Suppl., q. 42 a. 4
Ob der fleischliche Verkehr ein integrierender Teil dieses Sakraments ist?
Quaestio 42 · Von der Ehe als Sakrament
Einwand 1: Es scheint, dass der fleischliche Verkehr ein integrierender Teil der Ehe ist. Denn bei der eigentlichen Einsetzung der Ehe wurde erklärt (Gen 2,24): "Sie werden zwei in einem Fleische sein." Nun wird dies nicht anders als durch fleischlichen Verkehr herbeigeführt. Also ist er ein integrierender Teil der Ehe.
Einwand 2: Ferner ist das, was zur Bezeichnung eines Sakraments gehört, notwendig für das Sakrament, wie wir oben dargelegt haben (Artikel [2]; Quaestio [9], Artikel [1]). Nun gehört der fleischliche Verkehr zur Bezeichnung der Ehe, wie im Text dargelegt (Sent. iv, D, 26). Also ist er ein integrierender Teil des Sakraments.
Einwand 3: Ferner ist dieses Sakrament auf die Erhaltung der Gattung ausgerichtet. Aber die Gattung kann nicht ohne fleischlichen Verkehr erhalten werden. Also ist er ein integrierender Teil des Sakraments.
Einwand 4: Ferner ist die Ehe ein Sakrament, insofern sie ein Heilmittel gegen die Begierlichkeit bietet; gemäß dem Wort des Apostels (1 Kor 7,9): "Es ist besser zu heiraten als zu brennen." Aber sie bietet dieses Heilmittel nicht jenen, die keinen fleischlichen Verkehr haben. Also folgt dieselbe Schlussfolgerung wie zuvor.
Dagegen spricht, dass es die Ehe im Paradies gab, und doch gab es keinen fleischlichen Verkehr. Also ist der fleischliche Verkehr kein integrierender Teil der Ehe.

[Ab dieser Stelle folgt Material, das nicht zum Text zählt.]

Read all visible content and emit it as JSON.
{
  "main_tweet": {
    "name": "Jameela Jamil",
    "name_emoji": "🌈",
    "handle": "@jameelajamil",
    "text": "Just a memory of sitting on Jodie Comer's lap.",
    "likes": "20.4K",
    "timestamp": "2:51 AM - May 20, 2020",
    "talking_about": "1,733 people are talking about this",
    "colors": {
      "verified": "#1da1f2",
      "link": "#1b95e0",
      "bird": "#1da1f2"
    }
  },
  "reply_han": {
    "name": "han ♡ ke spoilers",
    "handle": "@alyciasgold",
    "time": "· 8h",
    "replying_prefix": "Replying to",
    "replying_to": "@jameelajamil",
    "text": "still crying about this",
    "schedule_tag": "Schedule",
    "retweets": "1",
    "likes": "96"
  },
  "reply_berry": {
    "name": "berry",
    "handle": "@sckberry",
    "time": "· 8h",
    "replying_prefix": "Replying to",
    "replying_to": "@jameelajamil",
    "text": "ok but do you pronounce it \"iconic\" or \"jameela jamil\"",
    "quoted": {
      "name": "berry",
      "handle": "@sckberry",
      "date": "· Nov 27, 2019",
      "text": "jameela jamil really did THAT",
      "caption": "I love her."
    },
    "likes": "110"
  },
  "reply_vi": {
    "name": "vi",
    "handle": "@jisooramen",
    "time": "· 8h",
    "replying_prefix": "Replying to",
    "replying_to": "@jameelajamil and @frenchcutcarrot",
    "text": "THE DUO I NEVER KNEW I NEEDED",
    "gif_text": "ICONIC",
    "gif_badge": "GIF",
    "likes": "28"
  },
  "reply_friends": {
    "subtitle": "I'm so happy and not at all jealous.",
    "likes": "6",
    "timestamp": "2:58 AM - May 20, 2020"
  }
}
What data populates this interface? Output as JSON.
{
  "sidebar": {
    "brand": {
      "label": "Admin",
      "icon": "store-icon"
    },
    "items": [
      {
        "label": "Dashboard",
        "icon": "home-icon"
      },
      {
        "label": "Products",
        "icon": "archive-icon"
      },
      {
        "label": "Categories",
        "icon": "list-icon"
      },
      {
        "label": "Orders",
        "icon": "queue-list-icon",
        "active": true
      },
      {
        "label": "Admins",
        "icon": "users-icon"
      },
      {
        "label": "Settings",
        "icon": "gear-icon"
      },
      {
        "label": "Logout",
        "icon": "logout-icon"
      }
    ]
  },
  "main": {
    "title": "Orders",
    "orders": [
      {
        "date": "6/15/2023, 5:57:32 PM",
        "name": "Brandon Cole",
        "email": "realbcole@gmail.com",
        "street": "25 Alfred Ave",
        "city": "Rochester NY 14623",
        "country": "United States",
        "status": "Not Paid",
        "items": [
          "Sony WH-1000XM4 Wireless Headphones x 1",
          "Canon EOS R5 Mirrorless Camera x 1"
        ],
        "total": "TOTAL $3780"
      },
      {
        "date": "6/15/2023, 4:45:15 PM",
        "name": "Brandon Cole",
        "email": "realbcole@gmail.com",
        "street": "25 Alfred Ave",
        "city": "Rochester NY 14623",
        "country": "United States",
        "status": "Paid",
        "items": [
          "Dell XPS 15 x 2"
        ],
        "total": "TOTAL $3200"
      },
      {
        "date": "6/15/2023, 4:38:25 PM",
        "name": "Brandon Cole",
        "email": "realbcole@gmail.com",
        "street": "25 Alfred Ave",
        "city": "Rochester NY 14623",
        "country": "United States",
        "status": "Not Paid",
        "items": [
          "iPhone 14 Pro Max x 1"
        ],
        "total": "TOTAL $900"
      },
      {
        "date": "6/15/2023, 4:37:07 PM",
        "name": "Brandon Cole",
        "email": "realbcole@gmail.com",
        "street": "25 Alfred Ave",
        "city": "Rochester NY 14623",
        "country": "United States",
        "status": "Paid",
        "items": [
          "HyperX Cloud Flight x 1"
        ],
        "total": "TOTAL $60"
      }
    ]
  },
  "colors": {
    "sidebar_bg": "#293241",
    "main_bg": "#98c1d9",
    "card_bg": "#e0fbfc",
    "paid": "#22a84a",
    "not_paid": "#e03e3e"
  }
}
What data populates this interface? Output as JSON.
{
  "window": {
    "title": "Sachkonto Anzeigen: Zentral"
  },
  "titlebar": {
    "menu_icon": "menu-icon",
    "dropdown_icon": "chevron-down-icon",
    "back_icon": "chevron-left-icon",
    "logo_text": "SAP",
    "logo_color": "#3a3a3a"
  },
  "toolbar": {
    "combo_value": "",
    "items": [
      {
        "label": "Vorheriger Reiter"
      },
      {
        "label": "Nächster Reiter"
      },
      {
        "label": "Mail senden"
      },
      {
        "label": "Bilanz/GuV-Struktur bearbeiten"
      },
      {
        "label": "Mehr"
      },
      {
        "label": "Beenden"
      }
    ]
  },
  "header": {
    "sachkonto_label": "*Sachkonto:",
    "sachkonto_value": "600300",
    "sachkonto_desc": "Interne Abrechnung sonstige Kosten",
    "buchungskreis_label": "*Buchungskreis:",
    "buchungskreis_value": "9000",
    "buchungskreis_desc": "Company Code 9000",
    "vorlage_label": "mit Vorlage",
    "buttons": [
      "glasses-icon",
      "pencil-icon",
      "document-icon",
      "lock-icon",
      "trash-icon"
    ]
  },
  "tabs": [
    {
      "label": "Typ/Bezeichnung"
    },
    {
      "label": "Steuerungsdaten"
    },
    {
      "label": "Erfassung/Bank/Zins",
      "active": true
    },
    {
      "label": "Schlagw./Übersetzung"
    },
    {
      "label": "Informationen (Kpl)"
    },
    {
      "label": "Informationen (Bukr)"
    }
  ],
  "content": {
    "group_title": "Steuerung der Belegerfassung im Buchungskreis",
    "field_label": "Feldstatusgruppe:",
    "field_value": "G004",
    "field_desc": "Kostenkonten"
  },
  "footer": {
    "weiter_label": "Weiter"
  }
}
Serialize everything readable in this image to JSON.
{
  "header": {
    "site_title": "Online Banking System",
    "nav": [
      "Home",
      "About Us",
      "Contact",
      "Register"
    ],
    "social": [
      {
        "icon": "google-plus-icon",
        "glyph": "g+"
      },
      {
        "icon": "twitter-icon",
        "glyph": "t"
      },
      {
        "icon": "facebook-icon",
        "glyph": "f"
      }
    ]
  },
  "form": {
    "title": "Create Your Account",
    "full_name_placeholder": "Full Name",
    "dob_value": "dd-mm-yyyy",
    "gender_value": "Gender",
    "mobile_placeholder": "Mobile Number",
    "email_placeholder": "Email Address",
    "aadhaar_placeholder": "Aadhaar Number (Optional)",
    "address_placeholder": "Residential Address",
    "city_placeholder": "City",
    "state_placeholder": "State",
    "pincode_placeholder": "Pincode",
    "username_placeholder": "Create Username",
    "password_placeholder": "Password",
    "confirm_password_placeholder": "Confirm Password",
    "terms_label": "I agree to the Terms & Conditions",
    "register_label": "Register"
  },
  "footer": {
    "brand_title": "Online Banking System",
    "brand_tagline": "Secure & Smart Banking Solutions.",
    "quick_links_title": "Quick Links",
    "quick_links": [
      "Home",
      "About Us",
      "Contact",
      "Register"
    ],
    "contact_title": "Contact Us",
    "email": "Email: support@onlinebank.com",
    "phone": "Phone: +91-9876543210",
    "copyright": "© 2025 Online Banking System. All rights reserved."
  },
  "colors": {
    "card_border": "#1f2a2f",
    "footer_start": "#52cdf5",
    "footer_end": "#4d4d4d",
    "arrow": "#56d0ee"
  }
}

Ferner bezeichnet ein Sakrament schon durch seinen Namen eine Heiligung. Aber die Ehe ist heiliger ohne fleischlichen Verkehr, gemäß dem Text (Sent. D, 26). Also ist der fleischliche Verkehr nicht notwendig für das Sakrament.
Ich antworte darauf, dass Integrität zweifach ist. Die eine betrifft die erste Vollkommenheit, die im Wesen einer Sache besteht; die andere betrifft die zweite Vollkommenheit, die in der Tätigkeit besteht. Da nun der fleischliche Verkehr eine Tätigkeit oder ein Gebrauch der Ehe ist, der die Fähigkeit für jenen Verkehr gibt, folgt daraus, dass der fleischliche Verkehr zur letzteren und nicht zur ersteren Integrität der Ehe gehört.
Antwort auf Einwand 1: Adam drückte die Integrität der Ehe im Hinblick auf beide Vollkommenheiten aus, weil eine Sache durch ihre Tätigkeit erkannt wird.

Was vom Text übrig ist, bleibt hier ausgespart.